Roeland J. Middelbeek, MD, Joslin Diabetes Center (on the EU analysis)
“Producing cost estimates to shape policy may be helpful in promoting certain causes, but it should be done with caution. The current range of annual cost estimates spans two orders of magnitude (€2.5 billion to 239 billion) and underscores the high levels of uncertainty that arise around each of the decision points in the analysis. The authors’ median cost estimate of €157 billion (over 1% of EU gross domestic product) annually seems implausibly high if it is indeed just the ‘tip of the iceberg’.”
Joseph Perrone, Sc.D. Chief Science Officer, Center for Accountability in Science (on the U.S. analysis)

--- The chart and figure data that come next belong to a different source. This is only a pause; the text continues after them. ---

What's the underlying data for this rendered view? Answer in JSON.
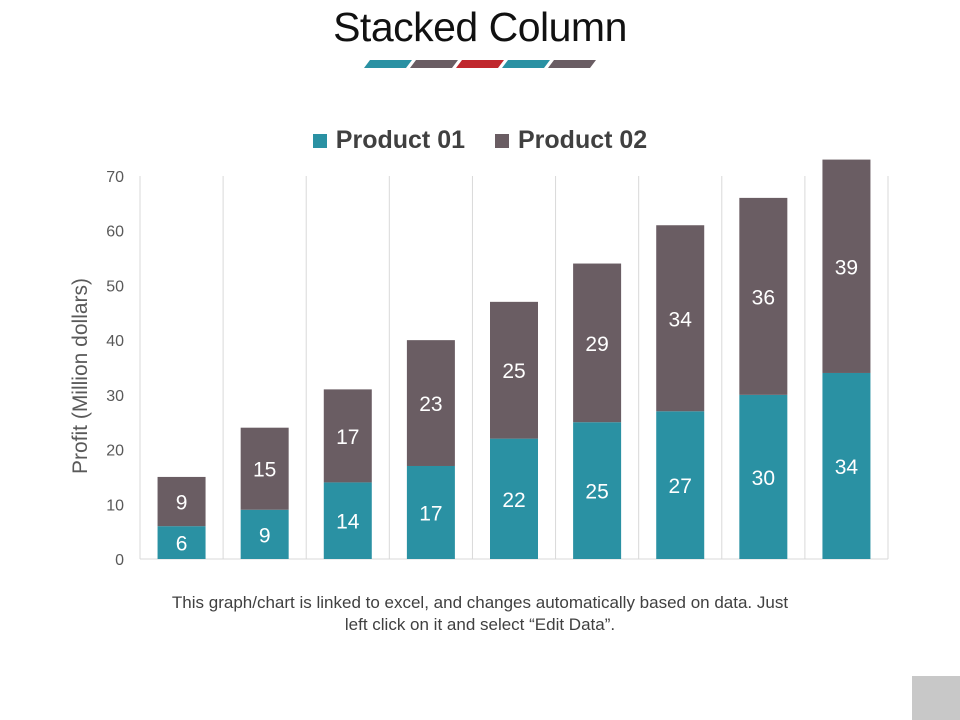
{
  "title": "Stacked Column",
  "caption": "This graph/chart is linked to excel, and changes automatically based on data. Just left click on it and select “Edit Data”.",
  "colors": {
    "product01": "#2a91a3",
    "product02": "#6a5d63",
    "deco": [
      "#2a91a3",
      "#6a5d63",
      "#c0272d",
      "#2a91a3",
      "#6a5d63"
    ]
  },
  "chart_data": {
    "type": "bar",
    "stacked": true,
    "title": "",
    "xlabel": "",
    "ylabel": "Profit  (Million dollars)",
    "ylim": [
      0,
      70
    ],
    "yticks": [
      0,
      10,
      20,
      30,
      40,
      50,
      60,
      70
    ],
    "grid": "vertical",
    "legend": "top",
    "categories": [
      "",
      "",
      "",
      "",
      "",
      "",
      "",
      "",
      ""
    ],
    "series": [
      {
        "name": "Product 01",
        "color": "#2a91a3",
        "values": [
          6,
          9,
          14,
          17,
          22,
          25,
          27,
          30,
          34
        ]
      },
      {
        "name": "Product 02",
        "color": "#6a5d63",
        "values": [
          9,
          15,
          17,
          23,
          25,
          29,
          34,
          36,
          39
        ]
      }
    ]
  }
}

“Unfortunately, like many other headline-generating studies, this paper is based on flawed science. . . . In pegging the cost of endocrine disruptors at $340 billion, the researchers first had to assume that each chemical it examined was, in fact, an endocrine disruptor, even though such allegations are unsupported by science. They also had to assume that exposure to chemicals caused particular health problems. This is a major assumption, considering most studies referenced in the paper show only small correlations.”
Julie Gunlock, Director, Culture of Alarmism Project, Independent Women’s Forum (on the U.S. analysis)
“Trasande and his colleagues relied on computer models—a questionable and often flawed way to do scientific studies. Trasande also likes to draw correlations between a substance or environmental cause and a disease. A firm rule in scientific research is that correlations, while sometimes interesting and instructive, do not mean causation. . . . Trasande is an activist scientist, trotting out junk science at rapid speed to further his political, policy, and regulatory goals. That’s not good science. . . . The scientific community must do more to reign in activist scientists and dubious scientific studies that create fear and alarm where no documented danger exists.”
Ronald Bailey, Science Journalist (on the U.S. analysis)
“…a correlational study that claims to have sufficiently tortured the data, ah, quantified the economic harm that these estrogen-fueled epidemics is causing. . . . torturing the data will in fact make them confess to anything.”